The third design was the simplest, and it followed directly from that lesson. Static pills, each one triggering a Sidekick conversation when clicked. No dropdowns, no typing. A merchant clicks a pill, Sidekick opens, and the conversation handles the rest.

The shipped experience; each pill triggers a Sidekick conversation.

With the pattern settled, the work moved to the pills themselves: defining them and designing what happens after the click. Each pill passes context to Sidekick and triggers a conversation tailored to that action, whether that means generating a to-do list, answering a question, or routing the merchant to a specific page in the admin. I worked with engineering to test and refine each one until it felt right.

Then there was the question of which pills to show, and when. I had intuitions about which would land, and even built some segmentation logic to start. But fixing those choices in advance would have put us right back in the business of guessing, and a system that learned from real behavior would beat any rules I could write up front. So we served the pills with a multi-armed bandit model.

A bandit is built for this exact problem. It shows the options we think will work while still testing ones we’re unsure about, and shifts toward whatever merchants actually click. It starts from our best guesses and improves on its own over time. The same idea that shaped the whole project, let behavior tell us instead of guessing, was now running the system itself.

A note on scope

It’s fair to ask why we solved this at the end of the flow, once a merchant was already in the admin, instead of fixing the signup questionnaire itself. Part of it is ownership: the questionnaire belongs to another team, and while we influence what goes into it, a perfectly tuned questionnaire is both hard to build and only a partial fix. It still asks merchants to define themselves before they’ve done anything.

Giving them a way to express and act on intent once they’re in the product felt like the more durable solution. Earlier in 2025 I explored replacing the questionnaire altogether with conversational AI. That work didn’t ship, but it’s part of why I was convinced the real fix lived in the product itself, not in a better set of questions.

Outcome

When a merchant lands in the admin today, they find a set of pills alongside their onboarding tasks, no matter how they answered the questionnaire, or whether they answered it at all.

What they can do on Shopify is no longer gated behind intent we tried to infer for them. Each pill is something merchants commonly want to do: open a new sales channel, generate product images with Sidekick, source products, migrate a store. Clicking one opens a Sidekick conversation built around that action.

The merchant doesn’t have to know what to ask, or even know what Sidekick is. They see something useful and click.

Impact

The bet held. The project drove over $10M in gross profit and a 25% increase in new merchant engagement with Sidekick. Letting merchants tell us what they wanted beat trying to guess it.

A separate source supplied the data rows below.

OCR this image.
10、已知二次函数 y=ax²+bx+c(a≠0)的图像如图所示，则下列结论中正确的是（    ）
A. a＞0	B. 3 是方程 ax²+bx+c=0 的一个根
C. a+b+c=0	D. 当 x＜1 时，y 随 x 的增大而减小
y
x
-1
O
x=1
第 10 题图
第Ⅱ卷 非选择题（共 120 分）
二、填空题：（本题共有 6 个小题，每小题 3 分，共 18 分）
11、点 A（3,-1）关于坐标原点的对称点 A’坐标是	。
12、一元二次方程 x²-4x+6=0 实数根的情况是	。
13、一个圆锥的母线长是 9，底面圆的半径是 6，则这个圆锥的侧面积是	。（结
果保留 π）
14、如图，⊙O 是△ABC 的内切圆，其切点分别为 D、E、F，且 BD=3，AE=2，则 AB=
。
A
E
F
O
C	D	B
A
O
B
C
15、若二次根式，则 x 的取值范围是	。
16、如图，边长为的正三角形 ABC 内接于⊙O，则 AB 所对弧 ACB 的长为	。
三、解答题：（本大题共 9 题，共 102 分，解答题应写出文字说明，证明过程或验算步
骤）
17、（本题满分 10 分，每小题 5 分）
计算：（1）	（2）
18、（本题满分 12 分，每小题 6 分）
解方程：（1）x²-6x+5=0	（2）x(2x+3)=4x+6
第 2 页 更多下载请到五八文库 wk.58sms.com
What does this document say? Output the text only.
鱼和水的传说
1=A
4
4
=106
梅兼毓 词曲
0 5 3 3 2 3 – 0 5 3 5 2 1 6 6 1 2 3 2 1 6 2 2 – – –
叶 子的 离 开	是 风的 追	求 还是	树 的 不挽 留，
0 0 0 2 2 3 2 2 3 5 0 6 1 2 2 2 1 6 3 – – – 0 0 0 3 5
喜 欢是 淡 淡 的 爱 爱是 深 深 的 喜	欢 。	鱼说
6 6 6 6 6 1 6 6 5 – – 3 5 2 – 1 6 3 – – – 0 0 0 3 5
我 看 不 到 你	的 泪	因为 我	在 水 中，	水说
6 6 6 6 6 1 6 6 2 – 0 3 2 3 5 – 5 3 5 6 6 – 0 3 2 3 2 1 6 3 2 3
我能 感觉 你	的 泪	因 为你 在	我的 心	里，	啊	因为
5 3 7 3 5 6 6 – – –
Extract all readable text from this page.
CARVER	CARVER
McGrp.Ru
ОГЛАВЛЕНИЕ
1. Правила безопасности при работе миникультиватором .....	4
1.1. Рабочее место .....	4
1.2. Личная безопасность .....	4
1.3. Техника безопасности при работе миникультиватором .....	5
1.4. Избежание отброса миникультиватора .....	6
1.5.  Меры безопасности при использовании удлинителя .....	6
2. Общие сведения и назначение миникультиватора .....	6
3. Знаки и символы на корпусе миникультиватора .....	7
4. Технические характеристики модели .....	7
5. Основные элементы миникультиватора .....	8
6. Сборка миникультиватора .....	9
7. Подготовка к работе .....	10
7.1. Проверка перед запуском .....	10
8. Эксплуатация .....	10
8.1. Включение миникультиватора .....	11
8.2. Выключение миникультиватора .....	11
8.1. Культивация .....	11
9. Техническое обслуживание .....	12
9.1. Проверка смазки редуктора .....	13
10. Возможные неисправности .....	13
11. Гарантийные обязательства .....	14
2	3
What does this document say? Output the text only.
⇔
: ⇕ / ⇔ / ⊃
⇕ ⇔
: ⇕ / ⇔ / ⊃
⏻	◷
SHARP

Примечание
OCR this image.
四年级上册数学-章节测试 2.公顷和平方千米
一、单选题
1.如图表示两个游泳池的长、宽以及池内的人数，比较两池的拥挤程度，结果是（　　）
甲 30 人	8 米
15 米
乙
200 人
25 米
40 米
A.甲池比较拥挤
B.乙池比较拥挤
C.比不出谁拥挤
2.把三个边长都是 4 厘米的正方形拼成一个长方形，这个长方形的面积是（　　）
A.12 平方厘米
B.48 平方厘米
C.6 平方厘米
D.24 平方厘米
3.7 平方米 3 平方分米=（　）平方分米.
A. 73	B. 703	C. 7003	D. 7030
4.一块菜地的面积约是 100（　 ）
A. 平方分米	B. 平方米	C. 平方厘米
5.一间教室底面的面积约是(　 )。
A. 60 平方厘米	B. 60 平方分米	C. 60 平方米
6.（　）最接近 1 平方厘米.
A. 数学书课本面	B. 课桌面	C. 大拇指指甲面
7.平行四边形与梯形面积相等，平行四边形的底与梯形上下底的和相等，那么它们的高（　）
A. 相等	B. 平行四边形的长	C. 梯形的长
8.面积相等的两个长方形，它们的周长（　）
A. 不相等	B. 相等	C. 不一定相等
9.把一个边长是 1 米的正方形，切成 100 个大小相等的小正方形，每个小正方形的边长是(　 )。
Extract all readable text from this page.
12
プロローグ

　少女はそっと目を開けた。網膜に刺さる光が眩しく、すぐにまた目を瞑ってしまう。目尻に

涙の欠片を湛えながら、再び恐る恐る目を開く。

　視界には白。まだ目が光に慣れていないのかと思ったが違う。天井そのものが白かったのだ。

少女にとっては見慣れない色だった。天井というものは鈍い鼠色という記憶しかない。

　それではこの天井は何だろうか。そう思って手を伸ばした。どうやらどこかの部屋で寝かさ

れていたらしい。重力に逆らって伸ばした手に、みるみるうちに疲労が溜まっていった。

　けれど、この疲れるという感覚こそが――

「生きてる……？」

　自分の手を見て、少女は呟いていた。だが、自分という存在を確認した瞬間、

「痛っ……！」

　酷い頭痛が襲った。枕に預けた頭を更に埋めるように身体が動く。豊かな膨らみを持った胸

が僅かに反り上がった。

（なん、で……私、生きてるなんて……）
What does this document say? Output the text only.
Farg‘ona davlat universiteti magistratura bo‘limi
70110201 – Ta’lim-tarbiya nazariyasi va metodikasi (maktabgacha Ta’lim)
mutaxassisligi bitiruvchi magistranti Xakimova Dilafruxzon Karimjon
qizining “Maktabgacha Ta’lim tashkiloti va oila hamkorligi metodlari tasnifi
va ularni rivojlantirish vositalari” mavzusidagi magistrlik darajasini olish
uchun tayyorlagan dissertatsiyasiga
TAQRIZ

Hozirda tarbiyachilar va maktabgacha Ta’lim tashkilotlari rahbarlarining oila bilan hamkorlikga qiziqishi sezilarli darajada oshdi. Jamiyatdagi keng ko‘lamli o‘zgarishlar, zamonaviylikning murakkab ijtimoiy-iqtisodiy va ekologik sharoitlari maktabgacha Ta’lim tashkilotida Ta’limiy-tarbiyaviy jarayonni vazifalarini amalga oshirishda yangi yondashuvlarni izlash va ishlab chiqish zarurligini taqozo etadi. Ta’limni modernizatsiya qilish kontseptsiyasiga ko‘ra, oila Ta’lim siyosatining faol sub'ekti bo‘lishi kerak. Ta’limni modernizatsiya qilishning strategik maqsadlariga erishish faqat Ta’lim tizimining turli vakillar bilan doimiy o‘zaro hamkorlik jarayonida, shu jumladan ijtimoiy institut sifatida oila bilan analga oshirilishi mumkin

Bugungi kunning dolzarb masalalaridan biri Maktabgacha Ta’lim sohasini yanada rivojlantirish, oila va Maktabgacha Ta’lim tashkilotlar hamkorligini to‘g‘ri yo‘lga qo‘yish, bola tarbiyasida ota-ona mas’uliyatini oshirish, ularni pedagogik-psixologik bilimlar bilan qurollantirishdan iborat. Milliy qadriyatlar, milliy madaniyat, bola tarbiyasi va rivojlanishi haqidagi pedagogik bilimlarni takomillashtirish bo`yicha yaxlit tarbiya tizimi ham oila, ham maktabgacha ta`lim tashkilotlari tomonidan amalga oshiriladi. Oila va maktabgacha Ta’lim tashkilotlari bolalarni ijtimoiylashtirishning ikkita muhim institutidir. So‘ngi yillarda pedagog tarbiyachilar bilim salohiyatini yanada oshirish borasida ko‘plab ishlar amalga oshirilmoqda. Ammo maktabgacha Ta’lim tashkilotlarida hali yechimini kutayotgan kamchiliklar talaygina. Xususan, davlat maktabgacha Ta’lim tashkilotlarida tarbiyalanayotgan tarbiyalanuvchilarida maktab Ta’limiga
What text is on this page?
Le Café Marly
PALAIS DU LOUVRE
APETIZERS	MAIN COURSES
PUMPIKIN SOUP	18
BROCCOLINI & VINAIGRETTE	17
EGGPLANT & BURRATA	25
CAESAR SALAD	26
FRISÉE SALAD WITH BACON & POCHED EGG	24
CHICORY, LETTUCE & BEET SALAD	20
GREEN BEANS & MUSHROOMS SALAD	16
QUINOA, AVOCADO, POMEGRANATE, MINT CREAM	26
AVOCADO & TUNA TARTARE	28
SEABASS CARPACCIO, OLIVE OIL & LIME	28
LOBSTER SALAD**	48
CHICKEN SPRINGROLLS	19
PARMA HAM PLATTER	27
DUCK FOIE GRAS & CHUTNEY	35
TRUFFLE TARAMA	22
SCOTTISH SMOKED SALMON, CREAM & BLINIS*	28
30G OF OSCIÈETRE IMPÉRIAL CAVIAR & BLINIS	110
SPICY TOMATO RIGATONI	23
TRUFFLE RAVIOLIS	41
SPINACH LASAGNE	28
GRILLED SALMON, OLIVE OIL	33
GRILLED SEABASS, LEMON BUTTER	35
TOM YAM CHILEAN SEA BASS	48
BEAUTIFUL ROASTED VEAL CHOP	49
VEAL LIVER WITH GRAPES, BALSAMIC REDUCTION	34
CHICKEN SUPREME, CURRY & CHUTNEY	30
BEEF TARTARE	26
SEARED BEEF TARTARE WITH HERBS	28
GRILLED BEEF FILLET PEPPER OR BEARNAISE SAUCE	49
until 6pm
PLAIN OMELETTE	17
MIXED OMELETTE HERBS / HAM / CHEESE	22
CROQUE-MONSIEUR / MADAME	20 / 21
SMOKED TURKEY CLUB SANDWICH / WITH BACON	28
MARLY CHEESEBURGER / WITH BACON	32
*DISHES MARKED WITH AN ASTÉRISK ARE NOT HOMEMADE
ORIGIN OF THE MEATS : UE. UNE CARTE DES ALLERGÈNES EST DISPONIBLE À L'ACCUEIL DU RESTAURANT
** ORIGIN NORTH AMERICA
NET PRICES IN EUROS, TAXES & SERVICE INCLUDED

The more interesting outcome is what it does for the cold start. One of the hardest problems with any AI tool is that most people don’t know what to ask, or what the tool can even do, so they never start at all. The discovery unit gets around that. A merchant clicks a pill, has a useful conversation, and comes away understanding what Sidekick can do for them. That understanding compounds across the rest of their time on Shopify.

The questionnaire still exists, and event signals still inform guidance. But now there’s a third layer, one that doesn’t ask us to guess at intent, and doesn’t ask merchants to define themselves before they’re ready. They just see something useful and click.